The tutorial for the campaign mode will take the player through the early years of Napoleons life and introduce all of the basics needed to take your chosen nation to victory. Three mini campaigns are available, each one following a particular campaign in Napoleons career. Players will take command of Napoleons armies during the Italian, Egyptian and European campaigns. Although these campaigns are short, in comparison to the grand campaign, they allow players to expand their experience and really get to grips with the game.
The campaigns of the coalition allow players to take control of Napoleons biggest adversaries, in the form of Britain, Prussia, Russia and Austria. Each nation plays slightly differently and will require the player to engage new strategies. These campaigns will last much longer then the miniature Napoleon campaigns and will provide a more varied challenge.

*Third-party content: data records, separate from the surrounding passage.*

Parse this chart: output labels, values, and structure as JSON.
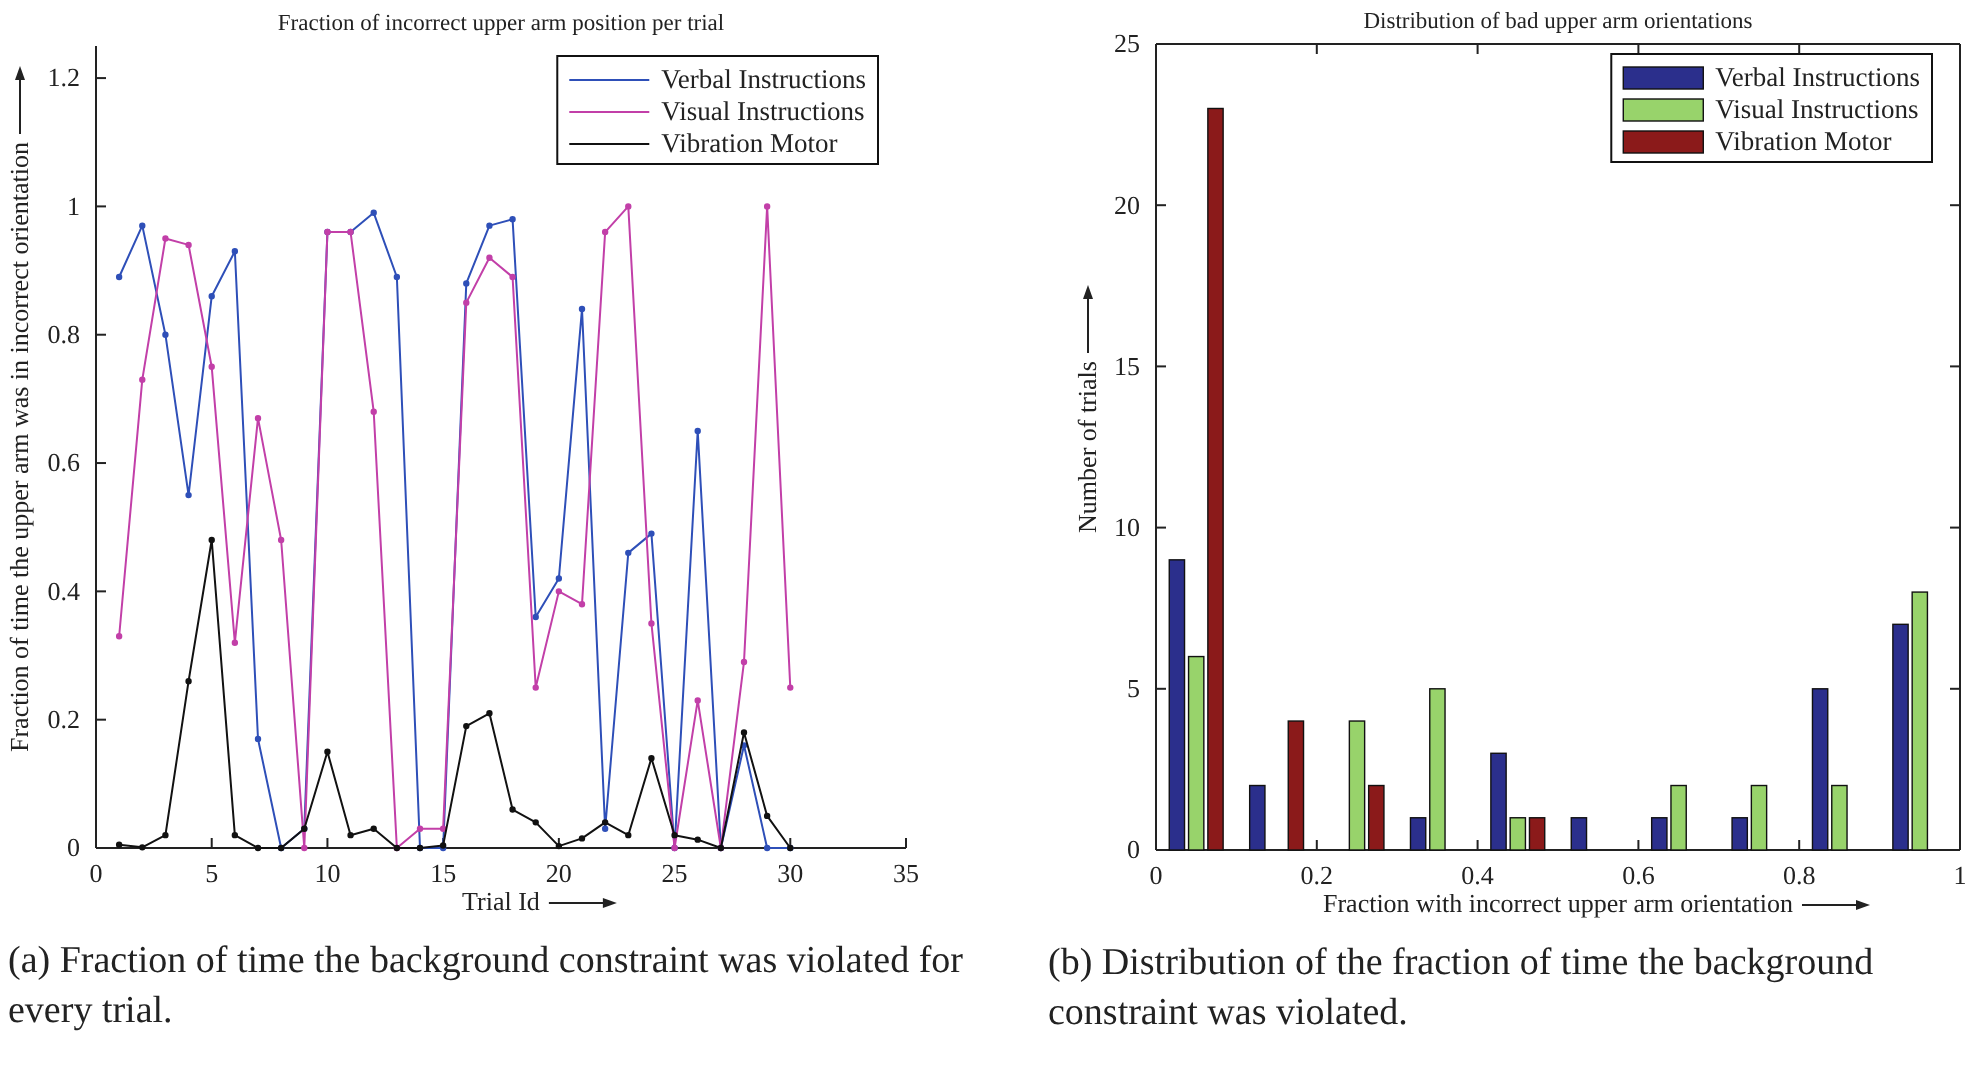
{
  "chart_data": [
    {
      "type": "line",
      "title": "Fraction of incorrect upper arm position per trial",
      "xlabel": "Trial Id",
      "ylabel": "Fraction of time the upper arm was in incorrect orientation",
      "x": [
        1,
        2,
        3,
        4,
        5,
        6,
        7,
        8,
        9,
        10,
        11,
        12,
        13,
        14,
        15,
        16,
        17,
        18,
        19,
        20,
        21,
        22,
        23,
        24,
        25,
        26,
        27,
        28,
        29,
        30
      ],
      "series": [
        {
          "name": "Verbal Instructions",
          "color": "#2e4fb8",
          "values": [
            0.89,
            0.97,
            0.8,
            0.55,
            0.86,
            0.93,
            0.17,
            0,
            0.03,
            0.96,
            0.96,
            0.99,
            0.89,
            0,
            0,
            0.88,
            0.97,
            0.98,
            0.36,
            0.42,
            0.84,
            0.03,
            0.46,
            0.49,
            0,
            0.65,
            0,
            0.16,
            0,
            0
          ]
        },
        {
          "name": "Visual Instructions",
          "color": "#c23fa8",
          "values": [
            0.33,
            0.73,
            0.95,
            0.94,
            0.75,
            0.32,
            0.67,
            0.48,
            0,
            0.96,
            0.96,
            0.68,
            0,
            0.03,
            0.03,
            0.85,
            0.92,
            0.89,
            0.25,
            0.4,
            0.38,
            0.96,
            1.0,
            0.35,
            0,
            0.23,
            0,
            0.29,
            1.0,
            0.25
          ]
        },
        {
          "name": "Vibration Motor",
          "color": "#111111",
          "values": [
            0.005,
            0.001,
            0.02,
            0.26,
            0.48,
            0.02,
            0,
            0,
            0.03,
            0.15,
            0.02,
            0.03,
            0,
            0,
            0.004,
            0.19,
            0.21,
            0.06,
            0.04,
            0.003,
            0.015,
            0.04,
            0.02,
            0.14,
            0.02,
            0.013,
            0,
            0.18,
            0.05,
            0
          ]
        }
      ],
      "xlim": [
        0,
        35
      ],
      "xticks": [
        0,
        5,
        10,
        15,
        20,
        25,
        30,
        35
      ],
      "ylim": [
        0,
        1.25
      ],
      "yticks": [
        0,
        0.2,
        0.4,
        0.6,
        0.8,
        1,
        1.2
      ],
      "marker": "circle",
      "line_style": "solid",
      "legend": "top right",
      "annotations": [
        "(a) Fraction of time the background constraint was violated for every trial."
      ]
    },
    {
      "type": "bar",
      "title": "Distribution of bad upper arm orientations",
      "xlabel": "Fraction with incorrect upper arm orientation",
      "ylabel": "Number of trials",
      "x": [
        0.05,
        0.15,
        0.25,
        0.35,
        0.45,
        0.55,
        0.65,
        0.75,
        0.85,
        0.95
      ],
      "series": [
        {
          "name": "Verbal Instructions",
          "color": "#2b2f8c",
          "values": [
            9,
            2,
            0,
            1,
            3,
            1,
            1,
            1,
            5,
            7
          ]
        },
        {
          "name": "Visual Instructions",
          "color": "#98d36b",
          "values": [
            6,
            0,
            4,
            5,
            1,
            0,
            2,
            2,
            2,
            8
          ]
        },
        {
          "name": "Vibration Motor",
          "color": "#8b1a1a",
          "values": [
            23,
            4,
            2,
            0,
            1,
            0,
            0,
            0,
            0,
            0
          ]
        }
      ],
      "xlim": [
        0,
        1
      ],
      "xticks": [
        0,
        0.2,
        0.4,
        0.6,
        0.8,
        1
      ],
      "ylim": [
        0,
        25
      ],
      "yticks": [
        0,
        5,
        10,
        15,
        20,
        25
      ],
      "legend": "top right",
      "annotations": [
        "(b) Distribution of the fraction of time the background constraint was violated."
      ]
    }
  ]
}
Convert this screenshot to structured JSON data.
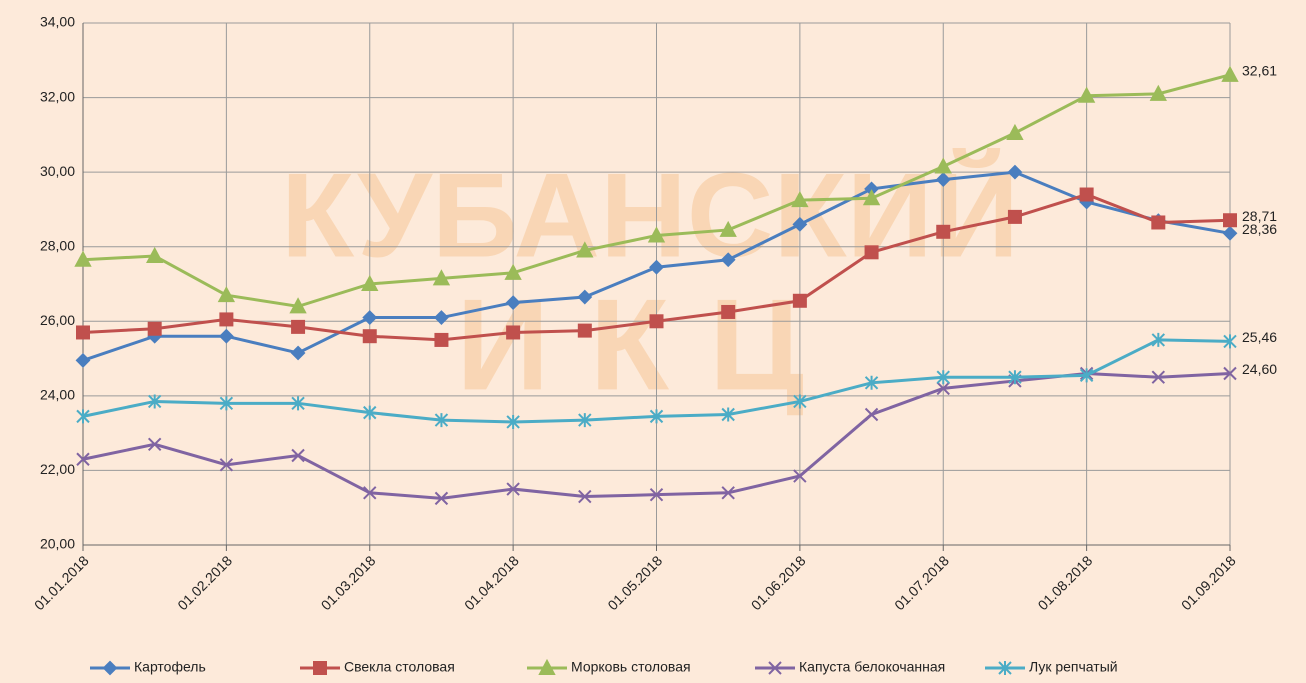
{
  "chart_data": {
    "type": "line",
    "watermark": [
      "КУБАНСКИЙ",
      "ИКЦ"
    ],
    "categories": [
      "01.01.2018",
      null,
      "01.02.2018",
      null,
      "01.03.2018",
      null,
      "01.04.2018",
      null,
      "01.05.2018",
      null,
      "01.06.2018",
      null,
      "01.07.2018",
      null,
      "01.08.2018",
      null,
      "01.09.2018"
    ],
    "ylim": [
      20,
      34
    ],
    "yticks": [
      {
        "value": 20,
        "label": "20,00"
      },
      {
        "value": 22,
        "label": "22,00"
      },
      {
        "value": 24,
        "label": "24,00"
      },
      {
        "value": 26,
        "label": "26,00"
      },
      {
        "value": 28,
        "label": "28,00"
      },
      {
        "value": 30,
        "label": "30,00"
      },
      {
        "value": 32,
        "label": "32,00"
      },
      {
        "value": 34,
        "label": "34,00"
      }
    ],
    "grid": true,
    "legend": "bottom",
    "series": [
      {
        "name": "Картофель",
        "color": "#4a7ebf",
        "marker": "diamond",
        "values": [
          24.95,
          25.6,
          25.6,
          25.15,
          26.1,
          26.1,
          26.5,
          26.65,
          27.45,
          27.65,
          28.6,
          29.55,
          29.8,
          30.0,
          29.2,
          28.7,
          28.36
        ],
        "value_labels": [
          null,
          null,
          null,
          null,
          null,
          null,
          null,
          null,
          null,
          null,
          null,
          null,
          null,
          null,
          null,
          null,
          "28,36"
        ]
      },
      {
        "name": "Свекла столовая",
        "color": "#c0504d",
        "marker": "square",
        "values": [
          25.7,
          25.8,
          26.05,
          25.85,
          25.6,
          25.5,
          25.7,
          25.75,
          26.0,
          26.25,
          26.55,
          27.85,
          28.4,
          28.8,
          29.4,
          28.65,
          28.71
        ],
        "value_labels": [
          null,
          null,
          null,
          null,
          null,
          null,
          null,
          null,
          null,
          null,
          null,
          null,
          null,
          null,
          null,
          null,
          "28,71"
        ]
      },
      {
        "name": "Морковь столовая",
        "color": "#9bbb59",
        "marker": "triangle",
        "values": [
          27.65,
          27.75,
          26.7,
          26.4,
          27.0,
          27.15,
          27.3,
          27.9,
          28.3,
          28.45,
          29.25,
          29.3,
          30.15,
          31.05,
          32.05,
          32.1,
          32.61
        ],
        "value_labels": [
          null,
          null,
          null,
          null,
          null,
          null,
          null,
          null,
          null,
          null,
          null,
          null,
          null,
          null,
          null,
          null,
          "32,61"
        ]
      },
      {
        "name": "Капуста белокочанная",
        "color": "#8064a2",
        "marker": "x",
        "values": [
          22.3,
          22.7,
          22.15,
          22.4,
          21.4,
          21.25,
          21.5,
          21.3,
          21.35,
          21.4,
          21.85,
          23.5,
          24.2,
          24.4,
          24.6,
          24.5,
          24.6
        ],
        "value_labels": [
          null,
          null,
          null,
          null,
          null,
          null,
          null,
          null,
          null,
          null,
          null,
          null,
          null,
          null,
          null,
          null,
          "24,60"
        ]
      },
      {
        "name": "Лук репчатый",
        "color": "#4bacc6",
        "marker": "star",
        "values": [
          23.45,
          23.85,
          23.8,
          23.8,
          23.55,
          23.35,
          23.3,
          23.35,
          23.45,
          23.5,
          23.85,
          24.35,
          24.5,
          24.5,
          24.55,
          25.5,
          25.46
        ],
        "value_labels": [
          null,
          null,
          null,
          null,
          null,
          null,
          null,
          null,
          null,
          null,
          null,
          null,
          null,
          null,
          null,
          null,
          "25,46"
        ]
      }
    ]
  }
}
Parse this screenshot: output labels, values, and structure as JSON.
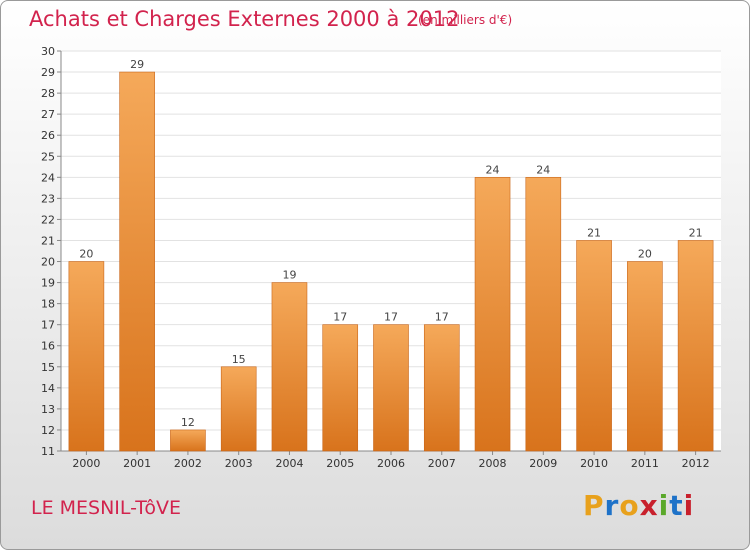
{
  "header": {
    "title": "Achats et Charges Externes 2000 à 2012",
    "subtitle": "(en milliers d'€)"
  },
  "footer": {
    "commune": "LE MESNIL-TôVE",
    "logo_text": "Proxiti"
  },
  "colors": {
    "title": "#d2234d",
    "bar_light": "#f5a95a",
    "bar_dark": "#d8731c",
    "logo_letters": [
      "#e8a11c",
      "#1e72c8",
      "#e8a11c",
      "#c8202c",
      "#5aa82a",
      "#1e72c8",
      "#c8202c"
    ]
  },
  "chart_data": {
    "type": "bar",
    "categories": [
      "2000",
      "2001",
      "2002",
      "2003",
      "2004",
      "2005",
      "2006",
      "2007",
      "2008",
      "2009",
      "2010",
      "2011",
      "2012"
    ],
    "values": [
      20,
      29,
      12,
      15,
      19,
      17,
      17,
      17,
      24,
      24,
      21,
      20,
      21
    ],
    "ylim": [
      11,
      30
    ],
    "yticks": [
      11,
      12,
      13,
      14,
      15,
      16,
      17,
      18,
      19,
      20,
      21,
      22,
      23,
      24,
      25,
      26,
      27,
      28,
      29,
      30
    ],
    "grid": true,
    "legend": "none"
  }
}
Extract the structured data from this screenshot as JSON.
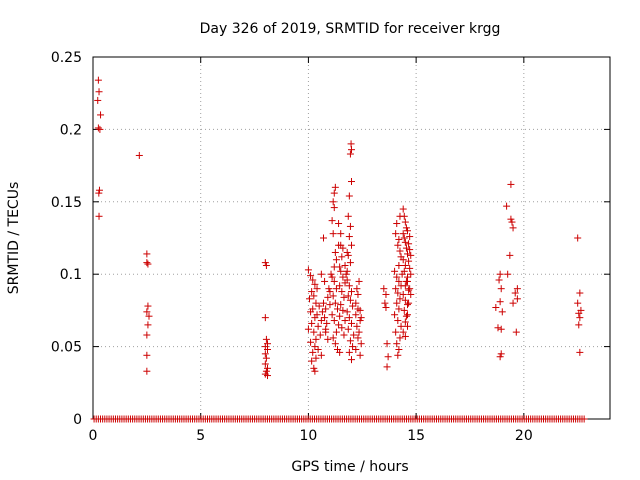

Again, Creative Assembly have taken efforts to improve this mode from Empire: Total War, with varying success. The inclusion of Attrition, where a player will gradually suffer losses if leaving troops in harsh conditions for an extended period, and Replenishment, where, if in friendly territory, an army will slowly replenish, are great additions. Not so great is the fact that the campaign AI remains rather, for want of a better word, stupid. This has been a common problem with the last few Total War games. One can only hope that CA get around to fixing it before too much longer.
A special word should be added, at this point, regarding the multiplayer campaign. This epic undertaking is available for two players and certainly makes for an interesting experience. It does, however, boil down to defeating the other player, which limits the gameplay and the appeal. It is a nice feature though.
The final, and newest, gameplay experience to be found within Napoleon: Total War is the naval battles. Introduced in Empire: Total War, battle at sea has not been greeted with as much enthusiasm as was expected. These battles look stunning and are polished to the high standard that can be found in the rest of the game. But the reality is that Naval warfare is slow and difficult to control, especially if large numbers of vessels are involved.
Not much change has been made to this mode, with the exception of self repair. this allows damaged ships to disengage from combat and reassign crew members to repairing the ship. This is a nice addition, but doesn’t detract from the fact that the naval warfare is not that great. There are other games that perform this type of encounter far better.
With a few worthwhile improvements over Empire, Napoleon: Total War is certainly the best installment so far in the TW series. Looking and sounding great, the game really does immerse the player into the warfare of this era. Although not as large as the previous game, it is priced to reflect this, and so offers real value for money. Napoleon: Total War should hold pride of place on any strategy lovers game shelf.